Tuesday, 17 May 2016

A Walk around Tamarisk Way & Pendeen Court, Cippenham

 
 
 
Pedestrian entrance to social housing complex at Tamarisk Way, Cippenham
 
The only thing missing from this happy vista is a regular patrol of greatcoat-wearing guards barking orders in German accompanied by Alsatian dogs straining at the leash. The dingy architecture, the humourless symmetry of the buildings, the joyless communal lawns, the unnecessarily fenced entrance all serve to give this complex a charming concentration-camp vibe that can only mean one thing: social housing. And indeed, this development does contain a high proportion of council-rented flats.
The small, prison-like windows look out onto a shared lawn area that boasts a couple of scraggly bushes and stunted firs but no mature, full-size trees; all that’s missing is a watchtower and barbed wire. There are no benches or any area to stop at. As nothing is to be ’wasted’ on these people, there’s no garden, or even any allowance for residents to create their own. There aren’t even any flowers.
The blocks are identical in size and style, with little discernible divisions between where one flat ands and the next one starts. There is no variation in elevation or angle. The brickwork is doom-laden and the building entrances as unceremonious as a gas-bill. The dark window frames, a favourite of 1980s house design, add to the barracks-like feel and the general despair of the place.
 
Well, you’re not here to be entertained: the rules of social housing are in full effect, with individuality replaced by a levelled, communal underclass identity, with no visual stimulation or aesthetic quality that would make you want to linger, and a bland, institutional feel that belies any attempt at social support or mobility and heads for a kind of collective punishment instead. Like a kind of lower-class social POW camp, there is to be no escape. (*Bang!* thud.)


 
 

(Above) Taken from the communal lawn area at the centre of the development. With only the flat grass patch and the joylessly-squared hedge (somebody put it out of its misery, please!) to flatter the eye outside, the residents instead beam in aesthetic pleasure from afar using their satellite dishes. No birds do sing, no kids do play… The green space might have been a bit more lively, but the small sign on the right gives the usual ‘NO BALL GAMES’ order, which is a kind of shorthand for ‘no kids’, ‘no frivolity’ and ‘no fun’.
The depressing nature of the buildings continues undiminished, and even the merged gable in the corner doesn’t break the monotony-- if anything it makes the place look slightly creepier, as if two unwilling entities were forcibly merged into the same space, an apt metaphor for social housing if ever I heard one.
 
 
The other side of the communal lawn. The complex looks a little worse for wear, despite only being built around 1990.
 
 
 

Pendeen Court complex, Tamarisk Way
Many of Slough’s vulnerable end up along Tamarisk Way, including the homeless or about-to-be-homeless. The area sees its fair share of crime too, with local crime reports over the last decade giving Tamarisk Way as the address of people variously convicted of dealing Heroin, knife possession, kidnapping and beating, robbing, and in one disturbing case, terrorizing neighbours with loud music, threatening behaviour and by posting excrement through their letterboxes.

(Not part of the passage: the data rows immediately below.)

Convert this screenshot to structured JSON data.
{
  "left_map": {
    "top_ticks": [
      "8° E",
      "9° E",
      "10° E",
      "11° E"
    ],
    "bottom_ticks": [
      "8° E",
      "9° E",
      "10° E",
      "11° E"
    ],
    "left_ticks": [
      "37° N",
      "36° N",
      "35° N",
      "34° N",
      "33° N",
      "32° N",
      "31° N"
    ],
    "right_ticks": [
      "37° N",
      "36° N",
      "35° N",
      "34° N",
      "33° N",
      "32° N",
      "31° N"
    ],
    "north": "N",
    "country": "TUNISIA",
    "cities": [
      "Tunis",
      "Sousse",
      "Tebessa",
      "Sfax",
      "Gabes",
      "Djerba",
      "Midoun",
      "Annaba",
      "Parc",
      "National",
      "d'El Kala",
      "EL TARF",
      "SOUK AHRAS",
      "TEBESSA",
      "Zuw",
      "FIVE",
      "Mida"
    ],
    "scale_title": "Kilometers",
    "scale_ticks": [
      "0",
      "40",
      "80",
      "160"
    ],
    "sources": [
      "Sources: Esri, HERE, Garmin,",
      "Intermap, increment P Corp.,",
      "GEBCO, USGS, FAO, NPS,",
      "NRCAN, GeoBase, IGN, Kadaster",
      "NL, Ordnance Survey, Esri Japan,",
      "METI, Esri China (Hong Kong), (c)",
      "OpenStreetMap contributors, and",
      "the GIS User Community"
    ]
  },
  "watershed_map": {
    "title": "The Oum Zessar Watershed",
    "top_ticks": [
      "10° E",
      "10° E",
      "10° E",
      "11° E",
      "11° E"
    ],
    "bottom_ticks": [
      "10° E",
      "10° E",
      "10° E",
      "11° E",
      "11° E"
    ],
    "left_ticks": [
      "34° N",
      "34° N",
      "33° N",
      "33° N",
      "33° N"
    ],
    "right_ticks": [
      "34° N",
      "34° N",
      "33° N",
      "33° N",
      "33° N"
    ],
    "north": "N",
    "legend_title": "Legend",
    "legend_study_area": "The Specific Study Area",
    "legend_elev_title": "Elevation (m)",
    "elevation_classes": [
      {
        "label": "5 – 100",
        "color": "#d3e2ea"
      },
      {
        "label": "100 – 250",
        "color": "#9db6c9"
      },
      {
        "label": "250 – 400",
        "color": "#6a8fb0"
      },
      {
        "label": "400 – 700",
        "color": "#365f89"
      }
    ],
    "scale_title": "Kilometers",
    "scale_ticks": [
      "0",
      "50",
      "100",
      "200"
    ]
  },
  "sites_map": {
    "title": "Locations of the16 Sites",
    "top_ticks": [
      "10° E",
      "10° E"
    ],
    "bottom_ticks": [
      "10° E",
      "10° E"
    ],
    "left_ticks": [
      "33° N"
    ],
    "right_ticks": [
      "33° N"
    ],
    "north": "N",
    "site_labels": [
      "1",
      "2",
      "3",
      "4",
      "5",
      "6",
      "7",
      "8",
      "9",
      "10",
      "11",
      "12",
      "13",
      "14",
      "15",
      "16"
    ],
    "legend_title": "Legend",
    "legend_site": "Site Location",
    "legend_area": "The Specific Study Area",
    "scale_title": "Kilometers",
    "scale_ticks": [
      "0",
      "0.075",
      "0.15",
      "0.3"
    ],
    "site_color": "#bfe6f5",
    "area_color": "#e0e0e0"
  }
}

A couple of years ago the local playground lost some of its equipment to arson.
The council-owned flats are far from charming too. Residents in Pendeen Court complained earlier this year that they had been without hot water for five days, with one couple adding that the squalid flat they had been moved into had a broken toilet seat, broken pipes and “blood all over the floor by the cooker in the kitchen, lifted tiles, a broken cupboard that is thick with black mould underneath”.
 
Meanwhile this family lives here at the mercy of the council with the threat of being moved across the country to Doncaster dangling overhead, as the council has difficulties in housing people in Slough-- a symptom suffered before by the victims of Slough’s housing crisis (the last time this was reported in the local press the affected people were offered housing in Leicester, which at a mere hundred-odd miles away seems practically next door when compared to Doncaster ).
 
All this will come as no surprise to anyone viewing this area; it looks punitively depressing and that’s exactly the intended effect. Like all social housing it is partly a punishment, perhaps designed to encourage people not to linger on the public purse but more likely designed simply as a reflection of the way people at the lower end are supposedly to be viewed, with their need of charity resented and their social backgrounds loathed, worthy of contempt and undeserving of solace. It is a place designed to contain the undesired and the uncherished, with poorly-furnished flats for poorly-furnished lives and an architecture as grim and merciless as the forces that toss these people around like so much human flotsam.